Well until I sell my 2001 Tahoe. Anyone? Anyone?
It's just that I can save an extra $140 a week in gas by not driving. That's a whopping $480 a month or $5,760 annually. I don't know about you but that's a nice vaca...
And I love vacationing. It's essential, otherwise I may kill a certain someone I married almost 9 years ago.
He gets to work at the ass crack of dawn and well I'm more of a banker's hours kinda of gal. To be honest I don't mind working 8AM-6PM, I LOVE my job and get tons done. I mean I can walk to some pretty fabulous lunch spots or ride the trolley if I need to run an errand. The trolley is completely free and air conditioned too. Of course you should always tip the cute little old senior conductors a buck or two. Well, at least I do.
Here's the kicker. My girl has cheer practice at 6PM twice a week. In a far, far away remote small town in East Texas. It's a sickness really. Texas and small towns and their crazy football and cheer traditions. But we do it. Cause well we are Texans and that's what we do. So I have to drive those days.
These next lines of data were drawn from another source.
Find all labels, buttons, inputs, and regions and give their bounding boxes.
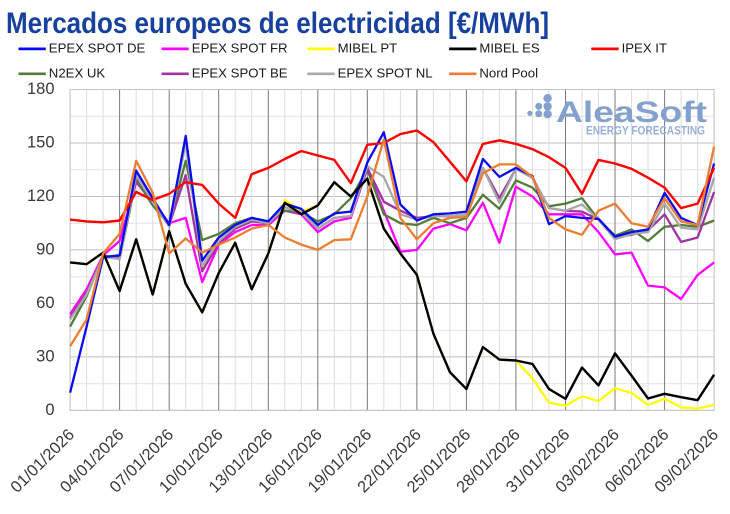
svg-text:MIBEL PT: MIBEL PT (338, 41, 398, 56)
svg-text:N2EX UK: N2EX UK (49, 66, 106, 81)
svg-text:ENERGY FORECASTING: ENERGY FORECASTING (586, 123, 705, 137)
svg-text:Nord Pool: Nord Pool (479, 66, 538, 81)
svg-text:AleaSoft: AleaSoft (556, 96, 707, 129)
svg-text:EPEX SPOT FR: EPEX SPOT FR (192, 41, 288, 56)
svg-text:0: 0 (45, 401, 54, 419)
svg-text:180: 180 (27, 80, 55, 98)
svg-text:30: 30 (36, 348, 54, 366)
svg-text:120: 120 (27, 187, 55, 205)
svg-text:150: 150 (27, 134, 55, 152)
svg-text:EPEX SPOT NL: EPEX SPOT NL (338, 66, 433, 81)
svg-text:EPEX SPOT DE: EPEX SPOT DE (49, 41, 146, 56)
svg-text:Mercados europeos de electrici: Mercados europeos de electricidad [€/MWh… (6, 8, 549, 40)
svg-text:MIBEL ES: MIBEL ES (479, 41, 540, 56)
svg-text:60: 60 (36, 294, 54, 312)
svg-text:90: 90 (36, 241, 54, 259)
svg-text:EPEX SPOT BE: EPEX SPOT BE (192, 66, 288, 81)
svg-text:IPEX IT: IPEX IT (622, 41, 667, 56)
Today is one of those days.
I accidentally overslept. Something about a cuddly 7 year old girl snuggling on a rainy summer morning had me hitting the snooze.
I had lunches to make. Kid's to get dressed, fed and a bajillion daily meds and vitamins to be dispersed. A dog to feed and water.
I was also referee for all the bickering and fighting between my offspring this am.
I couldn't find anything cute to wear. I was hot too. Seriously, need a ceiling fan installed in my closet.
I had to get gas for I was way past the you have 20 miles till' you run out mark.
Didn't have time to make coffee. So I ran by Starbuck's it was across the street from the gas station.
The new kid made my triple tall non-fat no whip white chocolate mocha into a mocha. And it sucked. And he spilled it on me as he handed it to me through the drive thru. His arm was shaking like he had like 10 too many espresso shots.
He was cute though and his first day, apparently. So I was nice.
Dropped off my kiddo's and of course there was a crap ton of construction and traffic, unusual for my commute.
I had to stop and pick up a 12 pack of Diet Coke for the office. I didn't want to be the one who's fault it was to be out. Trust me. We all have a major Diet Coke addiction at the office. I’m guilty.
And… it hit me! I missed carpooling. Even though it seemed so awful at first. Really it wasn’t. I did all these things and more all by my lonesome before with no problem.
I needed him. It was like I had help, a clone of myself. And I could read and complain about his driving like always on the way. And I missed it today, I missed him. Yes! I missed him!
Thankful tomorrow is Wednesday and I get to ride with my guy. And hear all his smart ass funny as hell jokes. Be victim to his road rage and occasional boob grabs. Because, I love him.